PROLOGUE
1964
“Wanna beer?”
Six-year-old Stevie Goldstein looked up from where he sat cross-legged on the worn orange and yellow carpet in the one bedroom apartment he shared with his mother. He was playing with the caboose of a Lionel train set. He saw the wide bottom of her faded denim jeans, then the sewn on patches promoting peace, love and ganja, and finally the leather strings cinched around her small waist. Then he smelled her. A smell like freshly cut apples. It was the reason he refused to eat apples.
She sat on the floor next to him, placing a box in front of them. She juggled two beer cans in one hand, leveraging them against her chest to prevent them from falling. He not only smelled alcohol on her breath but he saw it in the blood vessels that mapped her eyes and in the red splotches that traversed her cheeks.
“I know I haven’t been around a lot lately, Stevie,” his mother slurred, “but I bought you something to make up for it.” She tapped the box.
Even at six years of age, Stevie knew his mother was an alcoholic. He knew about the cycle of abuse—how she was nice to him then mean, and then nice again—and he knew the things she did to him weren’t right. Making him tuck her into bed at night. Having him eat crackers for dinner since she was too whacked out to cook. Of course, he couldn’t verbalize what he knew—and he certainly couldn’t define it—but he realized his relationship with his mother wasn’t like the other kids, even for the tricked out, doped up, free-loving sixties.
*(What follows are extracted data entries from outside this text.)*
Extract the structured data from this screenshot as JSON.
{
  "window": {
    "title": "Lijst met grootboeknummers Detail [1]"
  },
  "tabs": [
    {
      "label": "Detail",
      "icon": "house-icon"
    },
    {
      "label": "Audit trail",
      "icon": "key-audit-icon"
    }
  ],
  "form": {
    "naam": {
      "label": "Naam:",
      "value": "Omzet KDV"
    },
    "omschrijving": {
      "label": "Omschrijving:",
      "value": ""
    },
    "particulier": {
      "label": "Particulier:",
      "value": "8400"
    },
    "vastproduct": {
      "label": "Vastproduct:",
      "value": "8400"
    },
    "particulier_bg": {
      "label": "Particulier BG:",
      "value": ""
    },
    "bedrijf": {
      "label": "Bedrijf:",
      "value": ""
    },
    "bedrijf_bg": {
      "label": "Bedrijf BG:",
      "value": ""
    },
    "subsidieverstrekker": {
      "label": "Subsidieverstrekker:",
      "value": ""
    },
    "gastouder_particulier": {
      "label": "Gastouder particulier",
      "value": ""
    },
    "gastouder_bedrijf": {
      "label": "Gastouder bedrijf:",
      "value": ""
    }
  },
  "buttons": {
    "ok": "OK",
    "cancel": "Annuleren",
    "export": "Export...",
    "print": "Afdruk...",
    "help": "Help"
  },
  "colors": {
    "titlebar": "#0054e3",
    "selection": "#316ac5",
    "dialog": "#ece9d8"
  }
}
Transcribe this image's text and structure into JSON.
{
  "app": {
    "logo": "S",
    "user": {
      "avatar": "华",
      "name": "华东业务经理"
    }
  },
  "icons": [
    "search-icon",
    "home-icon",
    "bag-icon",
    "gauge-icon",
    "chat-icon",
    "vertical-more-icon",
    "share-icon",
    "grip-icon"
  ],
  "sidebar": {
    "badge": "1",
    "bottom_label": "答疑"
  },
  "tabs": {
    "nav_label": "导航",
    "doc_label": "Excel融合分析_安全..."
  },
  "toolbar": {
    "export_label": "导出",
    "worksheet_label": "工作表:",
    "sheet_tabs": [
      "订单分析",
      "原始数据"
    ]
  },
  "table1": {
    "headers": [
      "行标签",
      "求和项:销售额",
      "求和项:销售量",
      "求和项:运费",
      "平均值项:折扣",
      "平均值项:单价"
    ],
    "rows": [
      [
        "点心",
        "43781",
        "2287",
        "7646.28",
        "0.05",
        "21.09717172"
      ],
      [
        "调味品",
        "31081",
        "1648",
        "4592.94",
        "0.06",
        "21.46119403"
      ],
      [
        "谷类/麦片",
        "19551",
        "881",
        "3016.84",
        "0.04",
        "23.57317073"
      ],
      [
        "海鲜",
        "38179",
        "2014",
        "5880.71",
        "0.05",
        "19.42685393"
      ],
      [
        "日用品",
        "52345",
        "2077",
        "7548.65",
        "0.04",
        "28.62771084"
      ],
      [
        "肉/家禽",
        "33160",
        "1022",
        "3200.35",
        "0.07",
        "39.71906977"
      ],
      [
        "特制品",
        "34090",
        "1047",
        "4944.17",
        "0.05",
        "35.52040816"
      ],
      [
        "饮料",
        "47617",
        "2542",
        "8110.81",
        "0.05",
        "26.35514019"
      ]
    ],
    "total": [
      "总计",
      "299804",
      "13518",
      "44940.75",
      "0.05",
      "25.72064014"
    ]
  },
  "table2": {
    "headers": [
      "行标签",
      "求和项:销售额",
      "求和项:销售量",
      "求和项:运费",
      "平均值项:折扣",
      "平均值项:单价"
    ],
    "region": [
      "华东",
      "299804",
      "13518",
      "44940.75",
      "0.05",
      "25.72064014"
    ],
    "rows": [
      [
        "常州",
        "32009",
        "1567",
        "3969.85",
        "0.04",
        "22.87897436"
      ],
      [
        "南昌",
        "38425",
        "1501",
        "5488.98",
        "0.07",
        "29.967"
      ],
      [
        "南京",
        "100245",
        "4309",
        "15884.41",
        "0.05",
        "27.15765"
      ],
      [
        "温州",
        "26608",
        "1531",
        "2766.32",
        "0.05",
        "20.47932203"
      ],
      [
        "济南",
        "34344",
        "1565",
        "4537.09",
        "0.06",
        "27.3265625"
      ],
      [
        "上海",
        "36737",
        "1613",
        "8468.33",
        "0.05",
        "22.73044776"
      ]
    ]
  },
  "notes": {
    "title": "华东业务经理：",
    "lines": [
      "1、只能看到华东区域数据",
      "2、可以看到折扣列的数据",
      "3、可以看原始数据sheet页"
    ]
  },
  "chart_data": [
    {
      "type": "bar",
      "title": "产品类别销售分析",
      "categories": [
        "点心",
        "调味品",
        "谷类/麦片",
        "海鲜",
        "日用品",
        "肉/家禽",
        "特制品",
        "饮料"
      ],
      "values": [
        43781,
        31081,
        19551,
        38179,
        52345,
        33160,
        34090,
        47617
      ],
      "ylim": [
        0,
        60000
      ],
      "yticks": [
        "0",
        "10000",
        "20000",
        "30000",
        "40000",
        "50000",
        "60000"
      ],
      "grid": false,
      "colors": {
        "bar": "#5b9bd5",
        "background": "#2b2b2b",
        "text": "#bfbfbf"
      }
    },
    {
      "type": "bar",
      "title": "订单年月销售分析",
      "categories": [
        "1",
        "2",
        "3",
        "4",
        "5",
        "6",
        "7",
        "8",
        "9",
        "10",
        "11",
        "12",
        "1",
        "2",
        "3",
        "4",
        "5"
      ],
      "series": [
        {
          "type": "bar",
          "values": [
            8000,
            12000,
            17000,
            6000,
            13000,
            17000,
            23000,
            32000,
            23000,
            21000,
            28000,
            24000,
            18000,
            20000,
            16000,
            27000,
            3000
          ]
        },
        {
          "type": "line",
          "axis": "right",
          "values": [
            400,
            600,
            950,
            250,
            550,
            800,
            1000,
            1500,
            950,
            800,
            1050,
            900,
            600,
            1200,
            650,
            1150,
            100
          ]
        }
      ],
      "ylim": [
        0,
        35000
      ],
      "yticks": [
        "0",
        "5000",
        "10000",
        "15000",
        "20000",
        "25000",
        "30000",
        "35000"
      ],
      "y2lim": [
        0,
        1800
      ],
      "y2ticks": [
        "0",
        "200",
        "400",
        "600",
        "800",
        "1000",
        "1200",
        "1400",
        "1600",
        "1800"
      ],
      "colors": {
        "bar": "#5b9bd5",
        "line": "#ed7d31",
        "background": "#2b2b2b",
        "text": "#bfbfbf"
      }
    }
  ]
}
“Do you want to see what’s in the box?”
He nodded. Even if she acted more like a kid than a parent when she was drunk, which was most of the time, she did give him good presents. Like Lionel trains, train tracks, a control tower, little people and farm animals to put on the trains and a remote control.
She pushed the box in front of him. He hoped it was the Union Pacific diesel locomotive he’d been craving. The white, square box was about the size of six shoeboxes stacked two on two on two. He rattled it.
“Don’t do that.” She removed his hands from the carton.
He considered snatching his hands from her as he hated the feel of her touch, but he wanted to see what was inside the box.
“What’s inside is very delicate,” she said. “You must promise to take care of them forever. Don’t let anyone hurt them. Do you promise?”
Stevie nodded.
“Go ahead. Open it.”
He lifted the lid and gasped. Inside was a glass carousel with four prancing horses. Stevie didn’t dare touch them. He didn’t want to risk breaking this treasure. He studied each one. A white Arabian. A yellow Palomino. A chocolate Bay. A spotted Appaloosa.
“Aren’t they stunning?” his mother belched and held up a lever. “If you turn it on, it moves like a real carousel. Music plays too.”
Stevie was speechless, taken by the finely painted and jeweled creatures. Each was almost twelve inches high, but to Stevie they were enormous. Big enough to mount and ride away.
His mother grabbed his wrist. “You must protect these horses always. When you are with them, I will be with you too. Understand?”
Stevie didn’t understand but he nodded anyway. One month later, his mother was dead.